Another important operational consideration is the gas velocities in different part of a compressor. Compressor nozzle velocities should be carefully evaluated, and the nozzle should be properly sized. Nozzle velocities in 20 - 40 m/s range are commonly used depending on different factors such as gas molecular weight, etc. The higher the molecular weight and the lower the temperature, a lower velocity limit should be employed. For special situations such as revamp/renovation projects, relatively high velocity limits (even 40 m/s or more) might be accepted after thorough verifications. Relatively high nozzle velocities can translate into high pressure drops, operational problems, lower operating range, risks of some vibrations and more noise.
START-UP OF A COMPRESSOR
The compressor load at the start-up should usually be kept as low as possible to keep the starting torque at minimum possible. The low pressure of gases at the compressor start-up was often achieved by depressurizing the whole compression system; this is known as the depressurized star-up which was a very traditional and old-fashioned way of operation. Compressors then can be loaded once the driver reaches a suitable continuous speed. The depressurized star-up has allowed reducing the size of driver or starting device. However, this start-up method is not popular
anymore because of environmental and operational issues. In a plant, this depressurised starting method could result in:
• The loss of gases to depressurise compression loops after any plant shutdown.

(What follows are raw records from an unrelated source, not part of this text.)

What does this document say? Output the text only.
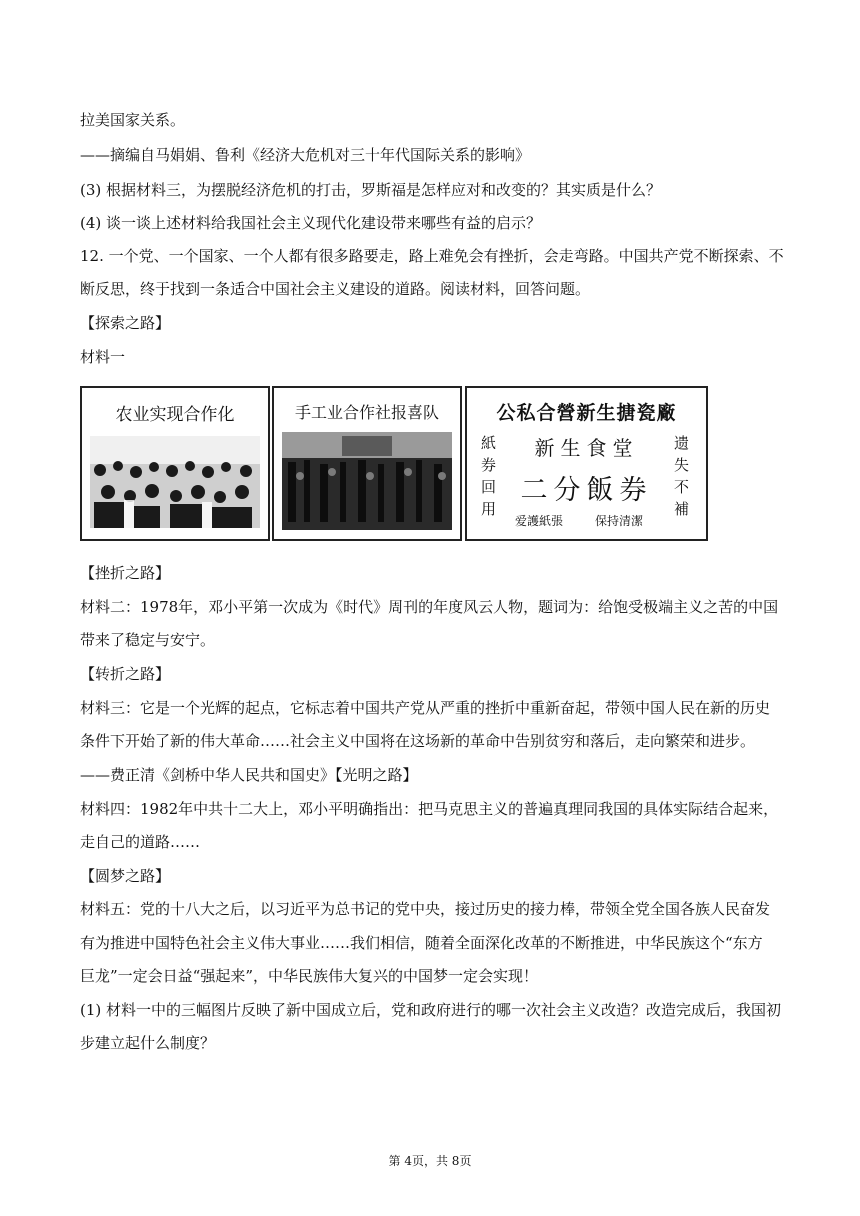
拉美国家关系。
——摘编自马娟娟、鲁利《经济大危机对三十年代国际关系的影响》
(3) 根据材料三，为摆脱经济危机的打击，罗斯福是怎样应对和改变的？其实质是什么？
(4) 谈一谈上述材料给我国社会主义现代化建设带来哪些有益的启示？
12. 一个党、一个国家、一个人都有很多路要走，路上难免会有挫折，会走弯路。中国共产党不断探索、不
断反思，终于找到一条适合中国社会主义建设的道路。阅读材料，回答问题。
【探索之路】
材料一
农业实现合作化	手工业合作社报喜队	公私合營新生搪瓷廠
紙券回用
遗失不補
新生食堂
二分飯券
爱護紙張	保持清潔
【挫折之路】
材料二：1978年，邓小平第一次成为《时代》周刊的年度风云人物，题词为：给饱受极端主义之苦的中国
带来了稳定与安宁。
【转折之路】
材料三：它是一个光辉的起点，它标志着中国共产党从严重的挫折中重新奋起，带领中国人民在新的历史
条件下开始了新的伟大革命……社会主义中国将在这场新的革命中告别贫穷和落后，走向繁荣和进步。
——费正清《剑桥中华人民共和国史》【光明之路】
材料四：1982年中共十二大上，邓小平明确指出：把马克思主义的普遍真理同我国的具体实际结合起来，
走自己的道路……
【圆梦之路】
材料五：党的十八大之后，以习近平为总书记的党中央，接过历史的接力棒，带领全党全国各族人民奋发
有为推进中国特色社会主义伟大事业……我们相信，随着全面深化改革的不断推进，中华民族这个“东方
巨龙”一定会日益“强起来”，中华民族伟大复兴的中国梦一定会实现！
(1) 材料一中的三幅图片反映了新中国成立后，党和政府进行的哪一次社会主义改造？改造完成后，我国初
步建立起什么制度？
第 4页，共 8页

• Flaring or destructions of a large amount of gases.
• Increased plant downtime; sometimes 5 – 12 hours required to complete plant start-up for a depressurised start-up.
As a consequence, the pressurized starting capability can help increasing the overall plant availability, performance, operation and efficiency. The incentives of pressurized starting capabilities led to significant development efforts for centrifugal compressors. For a compressor train, the driver sizing, design and operational details should be in a way to provide the capabilities for the pressurised start-up. Since the required start-up torque is mainly a function of compressor fluid load (pressure, etc) and rotating inertia, it is critical to fully understand the complete compression system as well as the whole driver assembly for a proper start-up arrangement. A rigorous dynamic simulation should also be performed to take into account start-up transients; this needs an accurate dynamic model and data, the actual control software and realistic operational performances. The pressurised starting is a modern requirement and should be considered for modern centrifugal compressors.
OPERATION, RELIABILITY SHUTDOWN, AND SURGE
An accurate dynamic simulation is needed in the different stages of selection and operation, for instance the support of sizing of many specific key elements in the compression system, commissioning, and reliability investigations. Generally, dynamic reliability simulations are fundamental to understand the operation of a compressor system in all operating situations especially transient cases. Particularly such an accurate dynamic simulation is critical for the operation as all important transient cases such as all cases of start-up, emergency shutdown, malfunction, etc should be properly simulated and required actions from operators should clearly be defined. Those elements which need help for sizing and verifications could be relief valves, control valves, suction/discharge valves, equipment sizing, timing parameters and others.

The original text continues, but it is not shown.